San Francisco/Kenai, AK

Joie de VIVre

My daughter Jeneva: jumping on my bed with her every night, looking straight into her eyes, and seeing everything that is important in life. Hosting FINE LIVING TV Network's "All That's Fit." Extreme fitness: doing things most people don't expect "a girl" to do. Writing my first book. Surviving divorce and thriving as a single mom. Touching a live polar bear in the wild and living to tell about it. Dreaming of future adventures.

VIV Moment

It seems like my life has been filled with VIV Moments, little flashcards of time/life/experience that define my entire being. Most recently, I was swimming in the San Francisco Bay just after the sun broke through the fog early one fall morning. The water was really choppy — rough, inconsistent, restless and cold. Really cold. I’m a crappy swimmer. The only reason I ever tried it was to do the Escape From Alcatraz Triathlon (on a dare). Now, I only continue swimming as a necessary evil of triathlons (which I love).

As I struggled through the surf, choking down gulps of salty water and trying to catch a breath between the smack of the waves, I started getting really scared and thought I might not make the 100 feet back to the shore. Panic comes quickly for me when I’m swimming like that … fighting with every stroke, feeling so vulnerable and “out of control” in the open waters of the bay.
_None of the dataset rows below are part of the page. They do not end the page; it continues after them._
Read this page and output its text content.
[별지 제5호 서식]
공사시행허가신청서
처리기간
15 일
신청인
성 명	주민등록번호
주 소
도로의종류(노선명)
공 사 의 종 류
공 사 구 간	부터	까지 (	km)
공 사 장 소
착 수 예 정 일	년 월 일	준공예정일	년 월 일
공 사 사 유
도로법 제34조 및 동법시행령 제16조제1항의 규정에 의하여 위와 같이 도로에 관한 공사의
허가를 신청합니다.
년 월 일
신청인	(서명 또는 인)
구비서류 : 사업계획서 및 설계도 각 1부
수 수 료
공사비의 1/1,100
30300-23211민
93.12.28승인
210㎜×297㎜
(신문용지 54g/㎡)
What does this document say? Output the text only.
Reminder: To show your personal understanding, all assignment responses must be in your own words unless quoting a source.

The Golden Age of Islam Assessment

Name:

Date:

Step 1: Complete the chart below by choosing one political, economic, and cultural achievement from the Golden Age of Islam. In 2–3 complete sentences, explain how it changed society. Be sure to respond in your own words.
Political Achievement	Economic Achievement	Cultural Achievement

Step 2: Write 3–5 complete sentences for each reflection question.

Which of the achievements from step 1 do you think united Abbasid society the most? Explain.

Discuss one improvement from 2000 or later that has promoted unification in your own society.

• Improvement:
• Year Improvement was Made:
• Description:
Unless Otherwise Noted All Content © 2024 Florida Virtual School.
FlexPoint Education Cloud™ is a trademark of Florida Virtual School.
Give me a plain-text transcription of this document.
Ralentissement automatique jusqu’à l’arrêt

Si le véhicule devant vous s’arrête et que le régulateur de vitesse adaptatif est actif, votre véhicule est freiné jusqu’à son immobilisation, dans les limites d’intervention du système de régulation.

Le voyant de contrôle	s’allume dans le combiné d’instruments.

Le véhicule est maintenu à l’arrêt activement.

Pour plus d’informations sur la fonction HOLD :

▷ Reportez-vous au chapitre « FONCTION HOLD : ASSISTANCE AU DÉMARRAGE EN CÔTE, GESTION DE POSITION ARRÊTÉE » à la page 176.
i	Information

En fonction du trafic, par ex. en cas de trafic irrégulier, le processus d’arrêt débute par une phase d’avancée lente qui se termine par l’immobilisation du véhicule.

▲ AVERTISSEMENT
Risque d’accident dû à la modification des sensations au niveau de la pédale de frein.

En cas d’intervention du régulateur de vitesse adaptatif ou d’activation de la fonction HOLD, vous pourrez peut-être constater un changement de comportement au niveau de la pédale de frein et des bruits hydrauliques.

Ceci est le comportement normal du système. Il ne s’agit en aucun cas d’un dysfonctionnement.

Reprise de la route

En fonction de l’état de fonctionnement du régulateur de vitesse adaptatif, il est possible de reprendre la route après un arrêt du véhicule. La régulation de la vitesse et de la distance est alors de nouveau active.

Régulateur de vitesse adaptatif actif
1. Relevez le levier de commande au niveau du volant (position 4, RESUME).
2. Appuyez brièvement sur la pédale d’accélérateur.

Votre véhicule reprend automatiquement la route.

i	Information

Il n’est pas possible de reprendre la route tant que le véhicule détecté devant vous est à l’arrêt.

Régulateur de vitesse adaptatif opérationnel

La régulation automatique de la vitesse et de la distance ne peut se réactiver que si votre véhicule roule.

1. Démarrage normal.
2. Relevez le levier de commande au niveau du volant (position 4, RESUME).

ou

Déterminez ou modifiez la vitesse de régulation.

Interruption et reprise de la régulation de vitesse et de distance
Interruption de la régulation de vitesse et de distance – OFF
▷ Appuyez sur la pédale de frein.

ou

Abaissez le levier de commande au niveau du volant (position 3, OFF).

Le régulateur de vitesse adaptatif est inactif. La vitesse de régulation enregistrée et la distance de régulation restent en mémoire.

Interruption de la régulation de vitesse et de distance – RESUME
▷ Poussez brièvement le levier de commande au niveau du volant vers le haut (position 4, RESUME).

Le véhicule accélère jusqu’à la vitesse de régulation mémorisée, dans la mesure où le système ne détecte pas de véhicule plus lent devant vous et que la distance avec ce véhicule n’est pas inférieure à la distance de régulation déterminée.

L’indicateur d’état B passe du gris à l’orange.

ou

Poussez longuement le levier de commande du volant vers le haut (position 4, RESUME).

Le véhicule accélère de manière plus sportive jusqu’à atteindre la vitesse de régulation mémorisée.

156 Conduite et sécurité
I was suddenly struck by how much this crazy-hard swim symbolized my personal and professional life at the time: pushing through fear, relaxing into — instead of resisting against — the unknown, going on when I wanted to give up, allowing something bigger and stronger and more powerful than me to be in control.

I stopped swimming, took off my goggles and just looked across the water. The sun was starting to melt away the fog around the Golden Gate Bridge. Everything had that magical, crisp, pink and blue, bright and fresh early morning glow about it. A flock of pelicans flew over my head, so close that I could hear the flap of their wings. I felt so very alive right then that the wave of fear and frustration nearly drowning me moments earlier broke and simply washed away. I laughed out loud at how miraculous it all seemed.

When I started swimming again, I relaxed and let the ocean be the ocean and allowed myself to be a “good-enough” swimmer to reach the shore. I realized for me, sometimes surviving is more than just living, it is about being alive.